Suppose $\displaystyle a_n>0$ for all $\displaystyle n$ and $\displaystyle a_n\rightarrow 3$ show that $\displaystyle \sqrt{a_n}\rightarrow \sqrt{3}$.

Attempt-

Well, we know that $\displaystyle |a_n-3|<\epsilon$ and therefore $\displaystyle 3-\epsilon<a_n<3+\epsilon$ and we know then that there is some $\displaystyle N$ such that this is true for all $\displaystyle n>N$ But then there will be a smaller N (because $\displaystyle \sqrt{3}<3$ such that $\displaystyle \sqrt{3}-\epsilon<\sqrt{a_n}<\sqrt{3}+\epsilon$ will be true for all n>N....

What have I shown here? am I close?

Thanks!

2. Originally Posted by sfspitfire23
Suppose $\displaystyle a_n>0$ for all $\displaystyle n$ and $\displaystyle a_n\leftarrow 3$ show that $\displaystyle \sqrt{a_n}\leftarrow \sqrt{3}$.

Attempt-

Well, we know that $\displaystyle |a_n-3|<\epsilon$ and therefore $\displaystyle 3-\epsilon<a_n<3+\epsilon$ and we know then that there is some $\displaystyle N$ such that this is true for all $\displaystyle n>N$ But then there will be a smaller N (because $\displaystyle \sqrt{3}<3$ such that $\displaystyle \sqrt{3}-\epsilon<\sqrt{a_n}<\sqrt{3}+\epsilon$ will be true for all n>N....

What have I shown here? am I close?

Thanks!
$\displaystyle f(x)=\sqrt{x}$ is continuous everywhere on $\displaystyle \mathbb{R}$ and so $\displaystyle a_n\to 3\implies f(a_n)=\sqrt{a_n}\to f(3)=\sqrt{3}$

3. Ah I see!

Just wondering, but is my attempt anywhere close to a correct proof trying to do it with the N-epsilon method?
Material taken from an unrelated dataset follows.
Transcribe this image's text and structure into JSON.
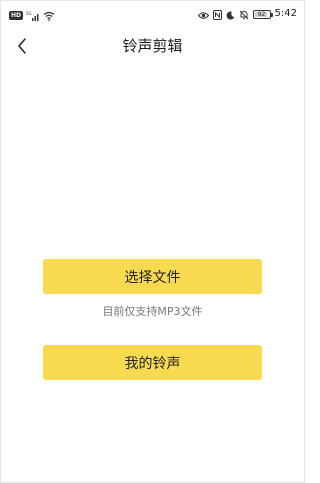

4. Originally Posted by sfspitfire23
Ah I see!

Just wondering, but is my attempt anywhere close to a correct proof trying to do it with the N-epsilon method?
Hmm. I think you have a little risky business going on there. I'm not too sure about the step where the answer magically appears.